A causa del massiccio avvento negli ultimi anni dei social network, siamo oggi bombardati da notizie, commenti, false notizie che rischiano di confonderci le idee rispetto ai fatti importanti che riguardano le nostre vite. Fatti che possono essere localizzati o, all’estremo opposto, di valenza globale. Il Coronavirus e la sua tanto temuta diffusione rappresenta oggi un problema di cui si parla molto, sia nei mezzi di comunicazione di massa che nei social network, ma anche nelle chat di gruppo. Se ne parla tanto perché fa paura e perché coinvolge emotivamente tutte le nazioni, nessuna esclusa. I commenti si sprecano e non mancano le polemiche che coinvolgono anche importanti studiosi e luminari della scienza.

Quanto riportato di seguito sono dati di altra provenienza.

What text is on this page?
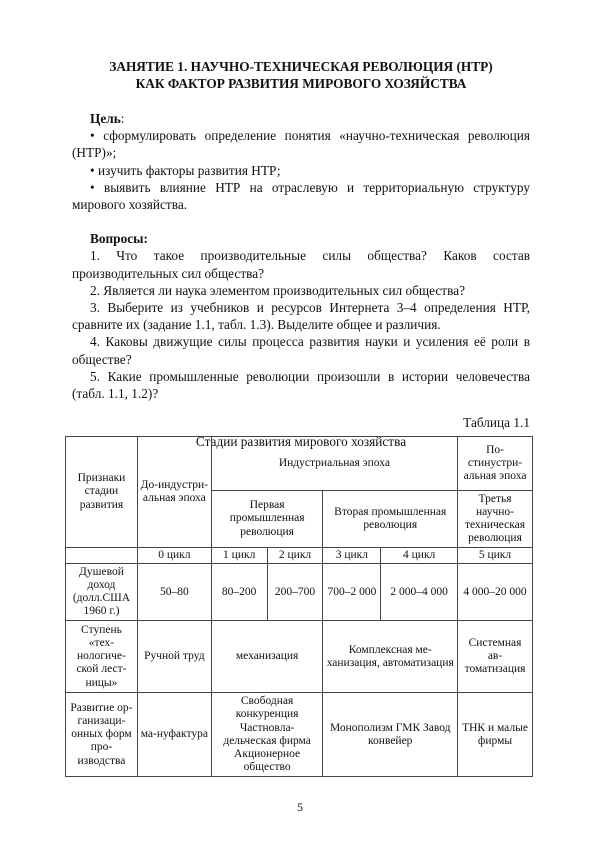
ЗАНЯТИЕ 1. НАУЧНО-ТЕХНИЧЕСКАЯ РЕВОЛЮЦИЯ (НТР)
КАК ФАКТОР РАЗВИТИЯ МИРОВОГО ХОЗЯЙСТВА

Цель:

• сформулировать определение понятия «научно-техническая революция (НТР)»;

• изучить факторы развития НТР;

• выявить влияние НТР на отраслевую и территориальную структуру мирового хозяйства.

Вопросы:

1. Что такое производительные силы общества? Каков состав производительных сил общества?

2. Является ли наука элементом производительных сил общества?

3. Выберите из учебников и ресурсов Интернета 3–4 определения НТР, сравните их (задание 1.1, табл. 1.3). Выделите общее и различия.

4. Каковы движущие силы процесса развития науки и усиления её роли в обществе?

5. Какие промышленные революции произошли в истории человечества (табл. 1.1, 1.2)?

Таблица 1.1

Стадии развития мирового хозяйства

Признаки стадии развития	До-индустри-альная эпоха	Индустриальная эпоха				По-стинустри-альная эпоха
		Первая промышленная революция		Вторая промышленная революция		Третья научно-техническая революция
	0 цикл	1 цикл	2 цикл	3 цикл	4 цикл	5 цикл
Душевой доход (долл.США 1960 г.)	50–80	80–200	200–700	700–2 000	2 000–4 000	4 000–20 000
Ступень «тех-нологиче-ской лест-ницы»	Ручной труд	механизация		Комплексная ме-ханизация, автоматизация		Системная ав-томатизация
Развитие ор-ганизаци-онных форм про-изводства	ма-нуфактура	Свободная конкуренция Частновла-дельческая фирма Акционерное общество		Монополизм ГМК Завод конвейер		ТНК и малые фирмы
5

Ognuno dice la sua. L’unica verità acclarata è relativa al fatto che ciascuno di noi ha una paura matta dell’unico evento veramente certo che ci accadrà prima o poi a partire dal preciso istante in cui veniamo concepiti: la trasformazione in altro, come mi piace definire la dipartita.
Ma vediamo insieme quelle che sono le zone d’ombra di questa emergenza, che i più pessimisti classificano come potenziale pandemia mentre i più ottimisti la declassano a epidemia in atto.
Innanzitutto non si hanno notizie certe sull’origine di questo virus: qualcuno ipotizza che sia uscito per errore dai laboratori cinesi, altri invece parlano di complotti e guerre batteriologiche tra potenze mondiali, altri ancora addebitano l’evoluzione pericolosa del coronavirus alle cattive abitudini alimentari e igieniche dei cinesi. La Cina e il suo presidente Xi Jinping (leggi il mio post sulla sua recente visita in Italia) al netto del sospetto che abbia gravemente ritardato a dare la notizia sul pericolo imminente, sembra si stia comportando bene, nel senso che non ha preso sottogamba la situazione ed ha preso tutti i provvedimenti necessari perché quanto meno l’epidemia in atto non diventi pandemia.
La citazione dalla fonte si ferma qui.